Check out a few recent Best of SNO stories that exemplify excellent sourcing.
1-2-3, eyes on me by Celia Sadewasser and Shanza Sami, Iowa City West High School
This story begins with a link to a study, and although we see that a lot, this study stands out because it’s from 2023. Always work to include the most recent data possible. In addition, this story features interviews with a variety of students (age, gender, etc.), a teacher of a relevant subject, and a great expert source at a college to provide credible information.

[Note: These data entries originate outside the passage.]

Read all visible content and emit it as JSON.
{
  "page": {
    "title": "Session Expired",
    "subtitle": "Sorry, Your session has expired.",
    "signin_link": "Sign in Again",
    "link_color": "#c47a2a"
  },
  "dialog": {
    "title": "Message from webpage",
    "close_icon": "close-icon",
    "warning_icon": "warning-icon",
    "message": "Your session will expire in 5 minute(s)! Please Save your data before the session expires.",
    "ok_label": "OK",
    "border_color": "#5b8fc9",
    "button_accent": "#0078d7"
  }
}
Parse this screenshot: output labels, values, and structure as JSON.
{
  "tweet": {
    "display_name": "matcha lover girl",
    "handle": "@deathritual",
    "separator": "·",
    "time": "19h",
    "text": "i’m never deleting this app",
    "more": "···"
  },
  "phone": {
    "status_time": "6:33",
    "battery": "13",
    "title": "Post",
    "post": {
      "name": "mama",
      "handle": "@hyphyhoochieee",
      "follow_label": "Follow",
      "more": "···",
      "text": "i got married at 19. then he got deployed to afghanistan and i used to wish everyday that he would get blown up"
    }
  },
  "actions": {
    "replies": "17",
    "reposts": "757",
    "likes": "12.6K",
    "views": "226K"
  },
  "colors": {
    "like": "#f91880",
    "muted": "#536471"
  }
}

50 years of hip-hop shapes Atlanta’s culture, community by Connie Erdozain and Molly Thompson, Midtown High School
The proper secondary source can still provide a plethora of information for your story. In this piece, the staff speaks with a reporter whose years of knowledge about the culture of the city help him provide a wealth of information about the subject. They also talk with rappers, an assistant professor of hip-hop studies, Atlanta’s director of cultural affairs, the choir director, and aspiring rappers in their student body.

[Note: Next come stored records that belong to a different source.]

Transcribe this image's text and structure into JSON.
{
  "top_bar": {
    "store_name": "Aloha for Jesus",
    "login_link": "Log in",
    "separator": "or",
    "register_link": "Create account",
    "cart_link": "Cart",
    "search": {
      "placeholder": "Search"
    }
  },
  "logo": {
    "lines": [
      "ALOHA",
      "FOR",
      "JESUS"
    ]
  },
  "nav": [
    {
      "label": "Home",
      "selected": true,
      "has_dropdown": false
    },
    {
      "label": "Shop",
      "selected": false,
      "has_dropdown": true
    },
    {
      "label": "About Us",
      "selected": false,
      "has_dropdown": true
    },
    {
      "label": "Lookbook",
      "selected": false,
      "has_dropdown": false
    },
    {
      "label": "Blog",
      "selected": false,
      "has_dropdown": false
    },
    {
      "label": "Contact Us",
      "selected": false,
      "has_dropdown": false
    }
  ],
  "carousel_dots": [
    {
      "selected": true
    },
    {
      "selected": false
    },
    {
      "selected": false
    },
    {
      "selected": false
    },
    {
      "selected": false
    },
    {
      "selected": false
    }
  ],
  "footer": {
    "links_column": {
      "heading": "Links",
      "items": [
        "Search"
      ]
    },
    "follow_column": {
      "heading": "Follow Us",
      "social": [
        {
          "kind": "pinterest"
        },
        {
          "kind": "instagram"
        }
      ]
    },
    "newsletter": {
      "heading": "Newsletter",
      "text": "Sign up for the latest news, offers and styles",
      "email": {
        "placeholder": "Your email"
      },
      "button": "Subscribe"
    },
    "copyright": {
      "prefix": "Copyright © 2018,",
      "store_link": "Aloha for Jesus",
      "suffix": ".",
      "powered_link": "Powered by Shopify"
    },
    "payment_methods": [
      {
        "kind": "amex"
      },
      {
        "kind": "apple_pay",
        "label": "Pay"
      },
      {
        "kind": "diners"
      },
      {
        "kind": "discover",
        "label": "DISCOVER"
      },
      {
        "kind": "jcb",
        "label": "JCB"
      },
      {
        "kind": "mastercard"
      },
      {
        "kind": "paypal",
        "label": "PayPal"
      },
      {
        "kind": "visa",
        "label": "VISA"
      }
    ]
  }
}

Burlingame workers strike over speech suppression amid contract negotiations by Jake Rothstein, Burlingame High School
This is a great example of getting out and covering an event in the community in person. By going to the protest, the reporter was able to speak with four different sources on all sides of the issue and (as an added bonus) get some nice original photos of the event.

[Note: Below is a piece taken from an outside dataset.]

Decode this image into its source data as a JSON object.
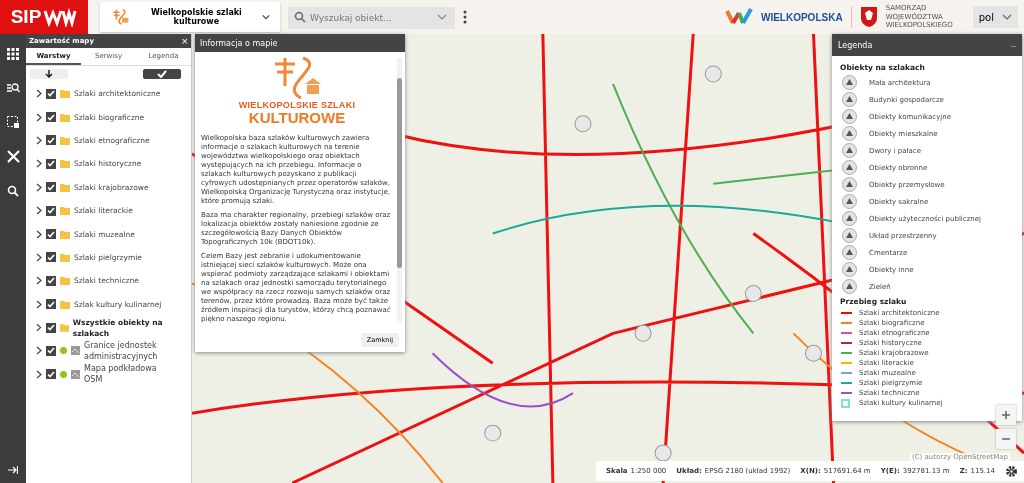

More than a cup of coffee: Rise in caffeinated drink consumption, advertisements negatively affects teenagers by Emily Paschall, Archer School for Girls
This story features many linked sources. It also features a combination of voices from the medical and business communities and voices of the students. In addition, the disclosure that the reporter had a previous family-based friendship with the business source is an excellent example of transparency. Don’t be afraid to engage with who you know (as long as you’re avoiding a conflict of interest), but do make sure to disclose those relationships to your reader.
Behind the Michelin star: Anonymity of Inspectors by Gracia Shao-Xue, Carlmont High School
Our biggest takeaway from this story is to never be afraid to ask! This reporter was able to get an interview with a Michelin restaurant inspector, but that likely started with a phone call to the Michelin company. The inclusion of a foodie in the student body and a restaurant employee only add to the depth of this story.